Menutup aurat merupakan salah satu dari syarat shalat. Seorang laki-laki, walaupun anak-anak, dan wanita budak, baik mukatab ataupun ummulwalad, wajib menutuo bagian anggota badannya antara pusat ampai lutut, walaupun di tempat yang sunyi dan gelap (shalat di tempat yang gelap dan sendirian). Hal ini berdasarkan hadis shahih yang menyatakan, “Allah tidak menerima shalat seseorang yang haid (telah baligh) kecuali dengan menutup kepalanya.”
Tetap wajib menutup sebagian lutut dan pusat supaya auratnya jelas tertutup. Sedangkan aurat bagi perempuan mereka, walaupun anak-anak, yaitu wajib menutup seluruh badan, selain muka dan kedua telapak tangan, yaitu punggung telapak tangan dan telapak kedua tangan sampai pergelangan, dengan penutup yang dapat menutup seluruh warna kulit dari pandangan umum (tidak terlihat kulitnya ketika berhadapan). Demikian pendapat Syeikh Ahmad bin Musa bin ‘Ujail.

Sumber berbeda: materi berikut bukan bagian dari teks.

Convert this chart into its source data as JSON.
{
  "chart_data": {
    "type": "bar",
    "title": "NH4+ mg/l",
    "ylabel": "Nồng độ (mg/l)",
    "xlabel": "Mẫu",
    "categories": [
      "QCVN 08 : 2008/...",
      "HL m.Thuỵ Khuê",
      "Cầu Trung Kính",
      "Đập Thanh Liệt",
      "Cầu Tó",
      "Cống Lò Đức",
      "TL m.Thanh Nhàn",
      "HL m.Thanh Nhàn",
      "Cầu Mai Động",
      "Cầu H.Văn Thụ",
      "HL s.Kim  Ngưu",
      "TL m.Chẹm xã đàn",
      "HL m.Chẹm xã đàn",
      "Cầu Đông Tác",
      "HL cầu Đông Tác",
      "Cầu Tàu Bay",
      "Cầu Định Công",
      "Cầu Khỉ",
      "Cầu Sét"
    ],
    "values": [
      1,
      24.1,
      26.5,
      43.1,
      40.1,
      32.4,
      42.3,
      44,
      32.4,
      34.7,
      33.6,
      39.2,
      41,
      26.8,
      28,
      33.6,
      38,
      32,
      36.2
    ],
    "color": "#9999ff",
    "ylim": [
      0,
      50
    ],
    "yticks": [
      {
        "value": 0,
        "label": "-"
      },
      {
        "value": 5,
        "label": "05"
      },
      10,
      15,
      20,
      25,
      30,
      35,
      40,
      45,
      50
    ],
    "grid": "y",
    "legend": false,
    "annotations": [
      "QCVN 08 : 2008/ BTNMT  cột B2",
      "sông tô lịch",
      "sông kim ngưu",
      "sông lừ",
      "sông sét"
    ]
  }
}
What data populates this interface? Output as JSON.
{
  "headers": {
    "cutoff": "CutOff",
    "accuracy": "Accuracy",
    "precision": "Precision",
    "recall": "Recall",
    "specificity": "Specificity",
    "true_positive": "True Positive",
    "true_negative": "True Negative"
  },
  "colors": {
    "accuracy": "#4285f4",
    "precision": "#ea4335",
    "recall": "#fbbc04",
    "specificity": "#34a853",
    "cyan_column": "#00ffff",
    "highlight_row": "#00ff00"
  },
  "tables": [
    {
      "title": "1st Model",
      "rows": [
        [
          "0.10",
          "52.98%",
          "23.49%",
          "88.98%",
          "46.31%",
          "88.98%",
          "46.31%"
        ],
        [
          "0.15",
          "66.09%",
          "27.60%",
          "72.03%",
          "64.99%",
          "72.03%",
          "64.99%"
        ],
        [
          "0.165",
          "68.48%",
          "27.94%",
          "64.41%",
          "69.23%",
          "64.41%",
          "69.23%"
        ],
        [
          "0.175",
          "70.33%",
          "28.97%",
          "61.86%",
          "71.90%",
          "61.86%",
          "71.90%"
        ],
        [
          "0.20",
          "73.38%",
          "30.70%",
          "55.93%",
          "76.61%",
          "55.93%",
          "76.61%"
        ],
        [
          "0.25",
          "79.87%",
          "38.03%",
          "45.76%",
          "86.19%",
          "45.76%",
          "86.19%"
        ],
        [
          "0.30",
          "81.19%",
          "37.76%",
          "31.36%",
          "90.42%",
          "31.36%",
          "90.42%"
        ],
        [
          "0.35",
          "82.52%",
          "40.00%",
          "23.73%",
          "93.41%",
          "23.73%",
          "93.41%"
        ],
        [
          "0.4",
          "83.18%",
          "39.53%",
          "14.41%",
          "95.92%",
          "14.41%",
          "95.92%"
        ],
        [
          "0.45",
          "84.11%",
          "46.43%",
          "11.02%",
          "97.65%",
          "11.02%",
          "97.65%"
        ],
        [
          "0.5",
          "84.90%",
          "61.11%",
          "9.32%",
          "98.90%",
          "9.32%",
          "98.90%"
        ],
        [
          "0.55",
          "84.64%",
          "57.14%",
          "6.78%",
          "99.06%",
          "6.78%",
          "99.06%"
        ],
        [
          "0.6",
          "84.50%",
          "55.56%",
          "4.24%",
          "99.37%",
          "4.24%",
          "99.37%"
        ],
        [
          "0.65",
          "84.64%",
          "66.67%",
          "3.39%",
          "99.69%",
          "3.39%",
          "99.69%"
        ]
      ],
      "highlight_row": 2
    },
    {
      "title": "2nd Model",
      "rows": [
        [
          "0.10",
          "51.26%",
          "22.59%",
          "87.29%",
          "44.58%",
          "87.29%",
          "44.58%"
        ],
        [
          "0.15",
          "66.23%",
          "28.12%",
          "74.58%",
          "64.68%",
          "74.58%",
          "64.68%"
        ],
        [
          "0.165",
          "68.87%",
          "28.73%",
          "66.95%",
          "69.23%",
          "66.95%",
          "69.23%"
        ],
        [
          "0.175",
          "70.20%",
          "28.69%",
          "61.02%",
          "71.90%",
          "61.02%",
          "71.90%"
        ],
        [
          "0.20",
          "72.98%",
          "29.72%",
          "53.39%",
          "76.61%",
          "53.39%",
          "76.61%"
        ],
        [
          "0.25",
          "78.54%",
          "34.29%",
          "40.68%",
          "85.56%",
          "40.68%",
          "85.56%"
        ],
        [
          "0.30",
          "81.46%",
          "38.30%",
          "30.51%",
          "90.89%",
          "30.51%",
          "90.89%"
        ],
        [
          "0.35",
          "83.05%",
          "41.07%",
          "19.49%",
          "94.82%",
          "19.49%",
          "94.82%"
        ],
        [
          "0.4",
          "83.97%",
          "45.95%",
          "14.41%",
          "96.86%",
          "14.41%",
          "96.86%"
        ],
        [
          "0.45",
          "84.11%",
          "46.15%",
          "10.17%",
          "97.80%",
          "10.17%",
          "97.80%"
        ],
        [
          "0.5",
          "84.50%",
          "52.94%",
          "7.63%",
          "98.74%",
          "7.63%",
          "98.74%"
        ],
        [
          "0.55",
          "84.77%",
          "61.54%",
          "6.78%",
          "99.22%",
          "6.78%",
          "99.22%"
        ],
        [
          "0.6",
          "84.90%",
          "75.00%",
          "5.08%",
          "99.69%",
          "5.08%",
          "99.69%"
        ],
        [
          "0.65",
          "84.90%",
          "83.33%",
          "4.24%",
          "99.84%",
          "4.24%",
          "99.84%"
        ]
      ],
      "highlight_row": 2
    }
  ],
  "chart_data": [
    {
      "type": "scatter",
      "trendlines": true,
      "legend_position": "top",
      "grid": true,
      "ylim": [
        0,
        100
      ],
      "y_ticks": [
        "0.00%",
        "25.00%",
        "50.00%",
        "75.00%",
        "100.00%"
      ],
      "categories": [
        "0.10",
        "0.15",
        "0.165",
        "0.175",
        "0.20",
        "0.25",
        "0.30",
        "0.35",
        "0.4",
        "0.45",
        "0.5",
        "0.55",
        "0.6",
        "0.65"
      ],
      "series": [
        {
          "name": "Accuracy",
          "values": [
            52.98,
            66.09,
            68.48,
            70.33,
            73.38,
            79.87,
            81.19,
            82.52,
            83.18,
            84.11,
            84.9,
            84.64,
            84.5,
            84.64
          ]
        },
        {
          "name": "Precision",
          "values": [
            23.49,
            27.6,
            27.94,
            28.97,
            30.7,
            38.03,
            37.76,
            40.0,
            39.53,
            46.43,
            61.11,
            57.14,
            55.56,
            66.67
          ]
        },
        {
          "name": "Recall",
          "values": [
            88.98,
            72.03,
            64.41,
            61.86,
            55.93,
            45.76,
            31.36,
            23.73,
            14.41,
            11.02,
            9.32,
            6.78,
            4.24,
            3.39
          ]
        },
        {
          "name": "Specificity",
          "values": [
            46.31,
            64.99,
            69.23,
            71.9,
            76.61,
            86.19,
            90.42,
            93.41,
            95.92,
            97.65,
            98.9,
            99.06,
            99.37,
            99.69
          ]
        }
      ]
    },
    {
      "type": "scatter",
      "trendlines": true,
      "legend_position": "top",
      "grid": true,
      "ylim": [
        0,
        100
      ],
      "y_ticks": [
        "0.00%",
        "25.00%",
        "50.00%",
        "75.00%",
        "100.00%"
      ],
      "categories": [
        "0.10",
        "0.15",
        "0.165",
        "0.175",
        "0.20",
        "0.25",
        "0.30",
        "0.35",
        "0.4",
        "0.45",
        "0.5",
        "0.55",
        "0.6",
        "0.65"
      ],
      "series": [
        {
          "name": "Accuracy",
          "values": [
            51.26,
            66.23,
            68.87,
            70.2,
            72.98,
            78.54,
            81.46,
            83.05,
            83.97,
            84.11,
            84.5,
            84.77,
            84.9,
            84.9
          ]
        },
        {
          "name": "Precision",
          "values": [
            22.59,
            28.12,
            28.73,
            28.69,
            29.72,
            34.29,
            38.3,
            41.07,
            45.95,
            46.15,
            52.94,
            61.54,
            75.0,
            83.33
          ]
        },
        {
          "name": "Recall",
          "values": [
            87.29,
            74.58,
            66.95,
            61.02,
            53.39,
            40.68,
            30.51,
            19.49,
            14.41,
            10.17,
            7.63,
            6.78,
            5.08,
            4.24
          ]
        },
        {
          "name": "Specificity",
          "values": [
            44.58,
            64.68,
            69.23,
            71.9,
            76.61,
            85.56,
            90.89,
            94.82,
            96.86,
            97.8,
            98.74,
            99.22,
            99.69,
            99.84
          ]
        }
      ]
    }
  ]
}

Sebagai penutup aurat itu boleh menggunakan kain atau pakaian yang dapat memperlihatkan benuk tubuh (misalnya celana yang sempit), tetapi hukumnya khilaful aula (menyalahi kesempurnaan). Wajib menutup aurat bagian atas dan samping, namun tidak wajib menutup bagian bawah, yang demikian itu bagi laki-laki, perempuan, dan wanita budak yang mampu menutupnya.
Bagi orang yang tidak mempunyai kain penutup aurat, boleh shalat dengan telanjang dan tidak wajib mengulanginya walaupun dia memiliki penutup aurat yang mutanajis namun sukar membersihkannya, meskipun sampai menghabiskan waktu shalat (sehingga shalatnya harus diqadha).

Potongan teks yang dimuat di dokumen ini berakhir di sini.